A short story about medicine in a small town, or how small communities and their connectedness can be healing. As a side note, when I share any patient stories I will usually change significant details to avoid breaking confidentiality but maintain the essence of the problem. If I feel like a story needs more real details to share, I’ve asked permission of the patient to share first, as in this case.
In the hospital is currently a woman who I’ll call Mary who’s been in a healthcare facility for over three months. She initially came in with near total paralysis from Guillain Barre syndrome, an immune disorder that attacks your nerves, can leave you unable to walk, use your hands, and in rare cases, even breathe. Our hospital here functions as an acute care hospital as well as an inpatient rehab unit, so once the initial part of her hospitalization was over, she transitioned to acute rehab where she’s remained as she gets stronger, with her goal of walking freely again. During her time here, her husband had brought her a knitting loom, which she took to with aplomb and began churning out hats. She’s made hats for other patients, the children’s unit, and hospital staff. Once I walked in on another patient of mine wearing a sprightly red and black hat, and asked if Mary had made it, and of course she had. Over the course of the last week, she’d had a few features written up about her, one in the hospital newsletter, and then one in the local paper, focusing on her rehab and how her love of craft and knitting had helped her to heal.

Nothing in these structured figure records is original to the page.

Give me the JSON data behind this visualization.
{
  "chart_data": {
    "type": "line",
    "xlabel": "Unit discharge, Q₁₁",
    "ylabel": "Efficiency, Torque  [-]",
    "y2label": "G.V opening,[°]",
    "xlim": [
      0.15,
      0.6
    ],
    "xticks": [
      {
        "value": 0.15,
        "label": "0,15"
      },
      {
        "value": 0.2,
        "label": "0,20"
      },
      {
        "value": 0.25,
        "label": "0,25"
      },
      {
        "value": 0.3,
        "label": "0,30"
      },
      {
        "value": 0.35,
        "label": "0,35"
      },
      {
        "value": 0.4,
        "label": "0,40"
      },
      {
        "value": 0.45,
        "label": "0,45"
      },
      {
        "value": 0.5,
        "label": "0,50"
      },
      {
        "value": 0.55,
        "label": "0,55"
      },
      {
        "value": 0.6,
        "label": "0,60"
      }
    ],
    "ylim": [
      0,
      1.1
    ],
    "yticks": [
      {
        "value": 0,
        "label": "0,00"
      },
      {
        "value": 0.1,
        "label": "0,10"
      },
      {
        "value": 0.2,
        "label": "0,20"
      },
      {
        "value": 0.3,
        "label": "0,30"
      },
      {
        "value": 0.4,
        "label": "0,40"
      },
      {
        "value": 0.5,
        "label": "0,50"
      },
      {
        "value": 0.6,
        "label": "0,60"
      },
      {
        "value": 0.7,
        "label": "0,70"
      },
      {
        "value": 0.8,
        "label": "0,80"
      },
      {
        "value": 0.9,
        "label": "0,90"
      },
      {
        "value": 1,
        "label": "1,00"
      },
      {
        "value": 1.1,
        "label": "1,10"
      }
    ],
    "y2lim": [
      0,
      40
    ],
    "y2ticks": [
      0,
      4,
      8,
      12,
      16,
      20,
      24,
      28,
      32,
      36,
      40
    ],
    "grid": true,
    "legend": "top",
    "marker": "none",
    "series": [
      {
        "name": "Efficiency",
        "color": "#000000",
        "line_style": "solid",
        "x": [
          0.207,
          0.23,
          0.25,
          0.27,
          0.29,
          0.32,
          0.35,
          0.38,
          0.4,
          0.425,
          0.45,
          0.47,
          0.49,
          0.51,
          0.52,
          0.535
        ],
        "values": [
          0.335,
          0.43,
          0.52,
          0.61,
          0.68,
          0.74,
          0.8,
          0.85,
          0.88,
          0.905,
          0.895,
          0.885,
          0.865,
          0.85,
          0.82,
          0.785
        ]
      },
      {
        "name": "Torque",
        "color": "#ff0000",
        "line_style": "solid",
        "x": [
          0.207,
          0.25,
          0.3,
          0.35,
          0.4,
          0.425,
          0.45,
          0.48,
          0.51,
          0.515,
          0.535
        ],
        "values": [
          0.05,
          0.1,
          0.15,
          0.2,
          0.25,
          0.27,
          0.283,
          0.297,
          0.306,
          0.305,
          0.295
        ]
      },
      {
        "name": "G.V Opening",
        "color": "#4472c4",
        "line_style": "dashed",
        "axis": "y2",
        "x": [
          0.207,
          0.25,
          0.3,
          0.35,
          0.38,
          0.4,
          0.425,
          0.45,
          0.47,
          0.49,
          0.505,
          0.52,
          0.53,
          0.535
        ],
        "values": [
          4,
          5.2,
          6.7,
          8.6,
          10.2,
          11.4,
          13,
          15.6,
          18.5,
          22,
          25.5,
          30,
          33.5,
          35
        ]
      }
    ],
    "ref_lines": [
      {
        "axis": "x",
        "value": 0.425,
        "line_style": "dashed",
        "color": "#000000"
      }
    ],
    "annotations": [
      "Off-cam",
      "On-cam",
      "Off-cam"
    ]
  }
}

Over the last week, however, she had been getting quite despondent with what she felt was the slowness of her progress, and wanting things to get back to her normal, which I think anyone in her situation would feel. An elderly patient in the hospital in a different ward happened to read one of the newspaper articles and remembered that her husband had been afflicted with the same disease many years ago, and told him that he had to find Mary and go talk to her. And he did – coming into the ward, he asked for her room and walked in tentatively calling her name. She answered and he came in and sat at the side of her bed for over an hour, talking about his journey with Guillain Barre, how his recovery took six months, how he had even cried many times at his low moments wondering if he would fully recover, but how he eventually had.
I spoke with her the next day, and she felt entirely validated by the experience. Her tears and worry were not unusual, nor was she recovering too slowly. Someone else had struggled the same way she had, and had lived and thrived afterwards.
It was a healing conversation for Mary, and though it can’t take away all of the worries she has, was wonderful for her to have a connection with someone else. This is an aspect of rural small town medicine that I think is wonderful. The interconnectedness of the community and the openness of it make interactions like this possible, to the benefit of all.